Of course boys and girls are different. I dont have to buy a book to point it out to me. If our society wasnt so fucked up, this book wouldnt even have to be written.
Stally
NATURE MATTERS
By MYRNA BLYTH
THE controversy about women's capabilities that began with Harvard President Lawrence Summers' remarks several weeks ago gets a new hearing with the publication of "Why Gender Matters." In it, psychologist and family physician Leonard Sax, using 20 years of published research, offers a guide to the growing mountain of evidence that girls and boys really are different.
Feminists used to argue that girls acted girlishly primarily because they had been brought up to behave that way. Today, there are now numerous studies that indicate what most parents instinctively know: There are inborn differences in how young males and females learn and behave.
What's more, denying or ignoring these differences, Sax convincingly argues, can be detrimental to a child's development. "The failure to recognize and respect sex differences in child development has done substantial harm in the past 30 years," he declares.
"Of course not all girls are alike and not all boys are alike. But girls and boys do differ from one another in systematic ways that should be understood and made use of, not covered up or ignored," he writes.
That doesn't mean that one sex is smarter than the other, though Sax did join in the Harvard controversy with a Los Angeles Times op-ed that acknowledged Summers was half right. One of the differences between the sexes, Sax wrote, is discrepancies in the manner and sequence that boys and girls learn certain subjects, like physics.
But research shows that many other intriguing differences are observable from birth: Female babies are more attracted to and interested in faces; boy babies prefer the movements of a mobile hanging above their cribs; little girls, in general, tend to be shy; little boys are hard-wired to be more aggressive.
Ask a girl in kindergarten to draw a picture and she'll draw three smiling people and use several crayons to color in their hair, eyes and skin tone. A boy will use one black crayon to scribble a line that shows, he says, a rocket crashing into earth.
The differences continue as children grow. Girls hear better than boys; so, when a teen-age girl complains that her father is always yelling at her, that may be the way she genuinely perceives his loud voice.
Teen-age boys have much more trouble discussing their feelings. That's because, experts have learned, the area of the brain that allows us to talk about emotions develops later in males.
Sax said he became interested in the subject of gender differences because as a family physician he began to see "a parade of second- and third-grade boys" being marched into his office by frantic parents, concerned that their sons suffered from attention-deficit disorder. He felt that the boys generally were just acting like boys and needed understanding not the medication that their teachers and often their parents wanted prescribed.
Because boys' normal behavior is often considered problematic, Sax is concerned that boys these days are increasingly alienated from school. "Today's boy is much more likely to be struggling with school than his father was," he notes.
"Recent investigations have shown a dramatic drop over the last 20 years in boys' academic performance." As a result, Sax has become an advocate of single-sex education, which he thinks would benefit boys -- and girls as well.

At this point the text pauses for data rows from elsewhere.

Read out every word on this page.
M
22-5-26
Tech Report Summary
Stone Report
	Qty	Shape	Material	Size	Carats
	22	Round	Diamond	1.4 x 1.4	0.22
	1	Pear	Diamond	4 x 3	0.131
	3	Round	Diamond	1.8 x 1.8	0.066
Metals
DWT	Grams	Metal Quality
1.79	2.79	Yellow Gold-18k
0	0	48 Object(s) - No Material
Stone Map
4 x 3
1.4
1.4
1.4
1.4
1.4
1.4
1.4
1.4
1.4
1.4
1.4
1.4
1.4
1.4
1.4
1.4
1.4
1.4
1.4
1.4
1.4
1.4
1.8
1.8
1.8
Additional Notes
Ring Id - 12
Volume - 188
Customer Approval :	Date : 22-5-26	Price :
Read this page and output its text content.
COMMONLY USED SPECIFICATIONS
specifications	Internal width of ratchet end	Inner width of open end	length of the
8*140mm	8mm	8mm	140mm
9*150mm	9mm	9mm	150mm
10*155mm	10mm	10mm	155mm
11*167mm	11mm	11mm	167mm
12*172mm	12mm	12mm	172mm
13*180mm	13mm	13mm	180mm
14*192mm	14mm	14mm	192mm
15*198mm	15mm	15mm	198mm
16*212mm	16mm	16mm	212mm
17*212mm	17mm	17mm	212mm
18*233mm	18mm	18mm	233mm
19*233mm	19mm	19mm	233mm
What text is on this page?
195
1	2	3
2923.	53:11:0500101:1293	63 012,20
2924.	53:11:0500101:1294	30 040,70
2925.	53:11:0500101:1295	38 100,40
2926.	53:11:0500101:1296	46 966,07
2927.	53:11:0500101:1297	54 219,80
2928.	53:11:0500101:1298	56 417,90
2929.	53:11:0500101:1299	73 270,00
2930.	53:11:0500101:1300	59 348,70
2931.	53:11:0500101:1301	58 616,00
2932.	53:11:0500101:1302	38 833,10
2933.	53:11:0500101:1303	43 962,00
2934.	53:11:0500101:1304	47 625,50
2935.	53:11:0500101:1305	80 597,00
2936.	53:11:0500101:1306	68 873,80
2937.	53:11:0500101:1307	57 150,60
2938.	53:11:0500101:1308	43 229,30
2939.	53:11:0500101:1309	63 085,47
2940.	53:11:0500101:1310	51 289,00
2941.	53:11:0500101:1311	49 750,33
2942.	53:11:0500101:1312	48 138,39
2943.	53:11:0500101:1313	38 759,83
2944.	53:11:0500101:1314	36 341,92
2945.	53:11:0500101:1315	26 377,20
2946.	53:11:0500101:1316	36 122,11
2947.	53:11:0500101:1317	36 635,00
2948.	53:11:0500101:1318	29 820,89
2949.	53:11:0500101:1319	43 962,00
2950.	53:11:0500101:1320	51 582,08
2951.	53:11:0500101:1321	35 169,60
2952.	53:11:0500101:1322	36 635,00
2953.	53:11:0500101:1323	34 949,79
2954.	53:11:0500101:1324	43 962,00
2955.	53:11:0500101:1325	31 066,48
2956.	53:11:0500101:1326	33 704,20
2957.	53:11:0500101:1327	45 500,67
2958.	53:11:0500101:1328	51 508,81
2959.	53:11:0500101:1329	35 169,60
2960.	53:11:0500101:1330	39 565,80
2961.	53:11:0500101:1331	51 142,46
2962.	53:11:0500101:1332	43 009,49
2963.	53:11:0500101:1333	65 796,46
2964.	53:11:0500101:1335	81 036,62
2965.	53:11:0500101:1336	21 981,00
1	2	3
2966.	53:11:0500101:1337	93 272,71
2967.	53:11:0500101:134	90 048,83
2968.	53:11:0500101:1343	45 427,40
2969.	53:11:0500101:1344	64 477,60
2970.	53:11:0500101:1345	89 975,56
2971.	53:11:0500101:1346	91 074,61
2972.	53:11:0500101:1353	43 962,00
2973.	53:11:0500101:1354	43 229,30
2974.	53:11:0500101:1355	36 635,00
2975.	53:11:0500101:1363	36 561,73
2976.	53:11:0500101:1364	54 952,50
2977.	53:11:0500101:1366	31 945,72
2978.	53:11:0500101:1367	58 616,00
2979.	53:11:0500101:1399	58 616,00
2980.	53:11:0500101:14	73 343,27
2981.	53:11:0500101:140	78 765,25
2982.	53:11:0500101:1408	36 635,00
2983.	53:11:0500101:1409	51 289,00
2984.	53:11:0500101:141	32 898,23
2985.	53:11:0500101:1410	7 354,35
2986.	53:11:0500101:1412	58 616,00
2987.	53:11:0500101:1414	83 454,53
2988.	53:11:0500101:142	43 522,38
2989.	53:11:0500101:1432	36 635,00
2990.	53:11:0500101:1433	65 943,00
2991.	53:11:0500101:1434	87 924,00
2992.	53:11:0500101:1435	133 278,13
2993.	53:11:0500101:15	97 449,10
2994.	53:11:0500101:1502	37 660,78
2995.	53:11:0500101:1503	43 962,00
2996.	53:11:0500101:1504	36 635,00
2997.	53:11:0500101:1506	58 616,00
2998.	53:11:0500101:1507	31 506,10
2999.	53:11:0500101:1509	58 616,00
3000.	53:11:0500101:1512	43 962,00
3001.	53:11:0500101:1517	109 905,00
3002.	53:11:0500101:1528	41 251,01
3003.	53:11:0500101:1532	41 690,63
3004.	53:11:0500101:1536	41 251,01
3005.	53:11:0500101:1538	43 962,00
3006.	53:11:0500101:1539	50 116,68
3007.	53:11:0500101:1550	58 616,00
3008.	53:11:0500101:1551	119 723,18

This extremely readable book also includes shrewd advice on discipline, and on helping youngsters avoid drugs and early sexual activity. Sax's findings, insights and provocative point-of-view should be of interest and help to many parents.
WHY GENDER MATTERS: What Parents and Teachers Need to Know About the Emerging Science of Sex Differences
By Leonard Sax
Doubleday, 320 pages, $24.95
Myrna Blyth is the author of "Spin Sisters: How the Women of the Media Sell Unhappiness and Liberalism to the Women of America."